Notch Downregulation and Extramedullary Erythrocytosis in Hypoxia-Inducible Factor Prolyl 4-Hydroxylase 2-Deficient Mice.

Erythrocytosis is driven mainly by erythropoietin, which is regulated by hypoxia-inducible factor (HIF). Mutations in HIF prolyl 4-hydroxylase 2 (HIF-P4H-2) (PHD2/EGLN1), the major downregulator of HIF alpha subunits, are found in familiar erythrocytosis, and large-spectrum conditional inactivation of HIF-P4H-2 in mice leads to severe erythrocytosis. Although bone marrow is the primary site for erythropoiesis, spleen remains capable of extramedullary erythropoiesis.
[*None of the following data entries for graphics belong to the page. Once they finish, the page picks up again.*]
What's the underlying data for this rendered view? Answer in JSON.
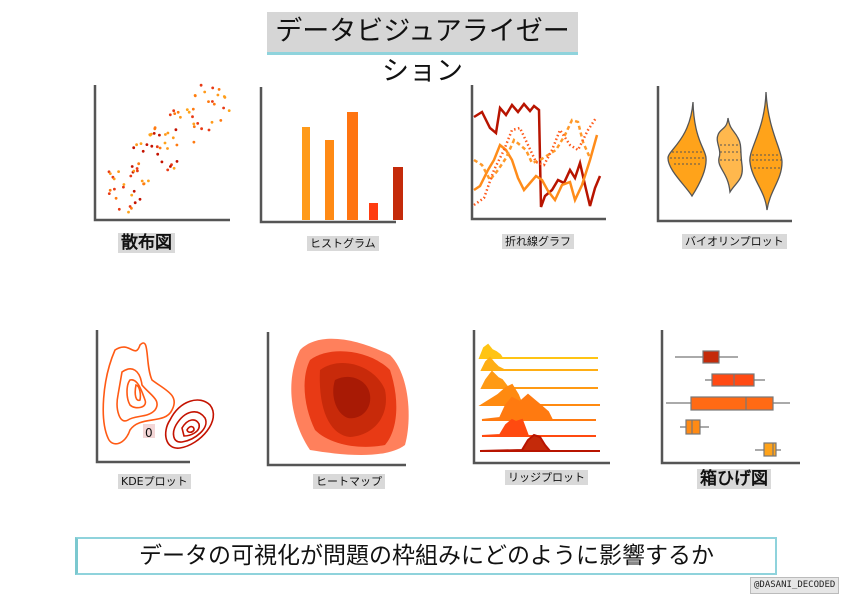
{
  "title": "データビジュアライゼーション",
  "charts": [
    {
      "label": "散布図"
    },
    {
      "label": "ヒストグラム"
    },
    {
      "label": "折れ線グラフ"
    },
    {
      "label": "バイオリンプロット"
    },
    {
      "label": "KDEプロット"
    },
    {
      "label": "ヒートマップ"
    },
    {
      "label": "リッジプロット"
    },
    {
      "label": "箱ひげ図"
    }
  ],
  "kde_marker": "0",
  "caption": "データの可視化が問題の枠組みにどのように影響するか",
  "credit": "@DASANI_DECODED",
  "colors": {
    "axis": "#555555",
    "orange": "#ff8c1a",
    "dark_red": "#b81400",
    "red": "#e8380d",
    "accent": "#8fd3dc"
  }
}
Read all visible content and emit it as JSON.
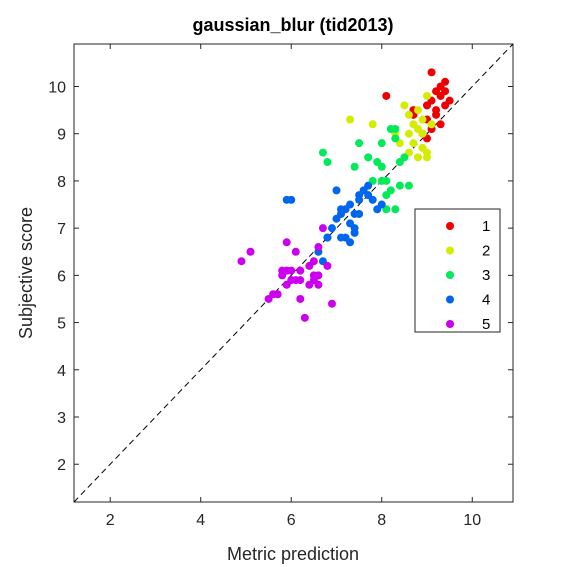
{
  "chart_data": {
    "type": "scatter",
    "title": "gaussian_blur (tid2013)",
    "xlabel": "Metric prediction",
    "ylabel": "Subjective score",
    "xlim": [
      1.2,
      10.9
    ],
    "ylim": [
      1.2,
      10.9
    ],
    "xticks": [
      2,
      4,
      6,
      8,
      10
    ],
    "yticks": [
      2,
      3,
      4,
      5,
      6,
      7,
      8,
      9,
      10
    ],
    "grid": false,
    "legend_position": "right",
    "diagonal_reference": true,
    "series": [
      {
        "name": "1",
        "color": "#ee0000",
        "points": [
          [
            8.1,
            9.8
          ],
          [
            8.7,
            9.4
          ],
          [
            8.7,
            9.5
          ],
          [
            8.9,
            9.0
          ],
          [
            9.0,
            8.9
          ],
          [
            9.0,
            9.3
          ],
          [
            9.0,
            9.6
          ],
          [
            9.1,
            9.7
          ],
          [
            9.1,
            10.3
          ],
          [
            9.2,
            9.5
          ],
          [
            9.2,
            9.9
          ],
          [
            9.3,
            10.0
          ],
          [
            9.3,
            9.2
          ],
          [
            9.3,
            9.8
          ],
          [
            9.4,
            9.6
          ],
          [
            9.4,
            10.1
          ],
          [
            9.5,
            9.7
          ],
          [
            9.2,
            9.4
          ],
          [
            9.1,
            9.1
          ],
          [
            9.4,
            9.9
          ]
        ]
      },
      {
        "name": "2",
        "color": "#d4ec00",
        "points": [
          [
            7.3,
            9.3
          ],
          [
            7.8,
            9.2
          ],
          [
            8.3,
            9.0
          ],
          [
            8.4,
            8.8
          ],
          [
            8.5,
            9.6
          ],
          [
            8.6,
            9.4
          ],
          [
            8.6,
            8.6
          ],
          [
            8.7,
            9.2
          ],
          [
            8.7,
            8.8
          ],
          [
            8.8,
            9.1
          ],
          [
            8.8,
            9.5
          ],
          [
            8.8,
            8.5
          ],
          [
            8.9,
            9.0
          ],
          [
            8.9,
            9.3
          ],
          [
            9.0,
            9.8
          ],
          [
            9.0,
            8.6
          ],
          [
            9.0,
            8.5
          ],
          [
            9.1,
            9.2
          ],
          [
            8.6,
            9.0
          ],
          [
            8.9,
            8.7
          ]
        ]
      },
      {
        "name": "3",
        "color": "#00ea5a",
        "points": [
          [
            6.7,
            8.6
          ],
          [
            6.8,
            8.4
          ],
          [
            7.4,
            8.3
          ],
          [
            7.5,
            8.8
          ],
          [
            7.7,
            8.5
          ],
          [
            7.8,
            8.0
          ],
          [
            7.9,
            8.4
          ],
          [
            8.0,
            8.8
          ],
          [
            8.0,
            8.3
          ],
          [
            8.1,
            7.7
          ],
          [
            8.1,
            7.4
          ],
          [
            8.1,
            8.0
          ],
          [
            8.2,
            7.8
          ],
          [
            8.3,
            9.1
          ],
          [
            8.3,
            8.9
          ],
          [
            8.3,
            7.4
          ],
          [
            8.4,
            8.4
          ],
          [
            8.4,
            7.9
          ],
          [
            8.5,
            8.5
          ],
          [
            8.6,
            7.9
          ],
          [
            8.0,
            8.0
          ],
          [
            8.2,
            9.1
          ]
        ]
      },
      {
        "name": "4",
        "color": "#0066ee",
        "points": [
          [
            5.9,
            7.6
          ],
          [
            6.0,
            7.6
          ],
          [
            6.7,
            6.3
          ],
          [
            6.8,
            6.8
          ],
          [
            6.8,
            6.8
          ],
          [
            6.9,
            7.0
          ],
          [
            7.0,
            7.2
          ],
          [
            7.0,
            7.8
          ],
          [
            7.1,
            6.8
          ],
          [
            7.1,
            7.3
          ],
          [
            7.2,
            6.8
          ],
          [
            7.2,
            7.4
          ],
          [
            7.3,
            6.7
          ],
          [
            7.3,
            7.1
          ],
          [
            7.3,
            7.5
          ],
          [
            7.4,
            7.3
          ],
          [
            7.4,
            7.0
          ],
          [
            7.4,
            6.9
          ],
          [
            7.5,
            7.6
          ],
          [
            7.5,
            7.7
          ],
          [
            7.5,
            7.3
          ],
          [
            7.6,
            7.8
          ],
          [
            7.7,
            7.9
          ],
          [
            7.7,
            7.7
          ],
          [
            7.8,
            7.6
          ],
          [
            7.9,
            7.4
          ],
          [
            8.0,
            7.5
          ],
          [
            6.6,
            6.5
          ],
          [
            7.1,
            7.4
          ]
        ]
      },
      {
        "name": "5",
        "color": "#cc00ee",
        "points": [
          [
            4.9,
            6.3
          ],
          [
            5.1,
            6.5
          ],
          [
            5.5,
            5.5
          ],
          [
            5.6,
            5.6
          ],
          [
            5.7,
            5.6
          ],
          [
            5.8,
            6.1
          ],
          [
            5.8,
            6.0
          ],
          [
            5.9,
            6.1
          ],
          [
            5.9,
            6.7
          ],
          [
            5.9,
            5.8
          ],
          [
            6.0,
            5.9
          ],
          [
            6.0,
            6.1
          ],
          [
            6.1,
            5.9
          ],
          [
            6.1,
            6.5
          ],
          [
            6.2,
            5.5
          ],
          [
            6.2,
            5.9
          ],
          [
            6.3,
            5.1
          ],
          [
            6.4,
            6.2
          ],
          [
            6.4,
            5.8
          ],
          [
            6.5,
            6.0
          ],
          [
            6.5,
            6.3
          ],
          [
            6.6,
            6.0
          ],
          [
            6.6,
            5.8
          ],
          [
            6.6,
            6.6
          ],
          [
            6.7,
            7.0
          ],
          [
            6.8,
            6.2
          ],
          [
            6.9,
            5.4
          ],
          [
            6.2,
            6.1
          ],
          [
            6.5,
            5.9
          ]
        ]
      }
    ]
  }
}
We studied HIF-P4H-2-deficient (Hif-p4h-2(gt/gt)) mice, which show slightly induced erythropoiesis upon aging despite non increased erythropoietin levels, and identified spleen as the site of extramedullary erythropoiesis. Splenic hematopoietic stem cells (HSCs) of these mice exhibited increased erythroid burst-forming unit (BFU-E) growth, and the mice were protected against anemia. HIF-1 alpha and HIF-2 alpha were stabilized in the spleens, while the Notch ligand genes Jag1, Jag2, and DII1 and target Hes1 became downregulated upon aging HIF-2a dependently. Inhibition of Notch signaling in wild-type spleen HSCs phenocopied the increased BFU-E growth. HIF alpha stabilization can thus mediate non-erythropoietin-driven splenic erythropoiesis via altered Notch signaling.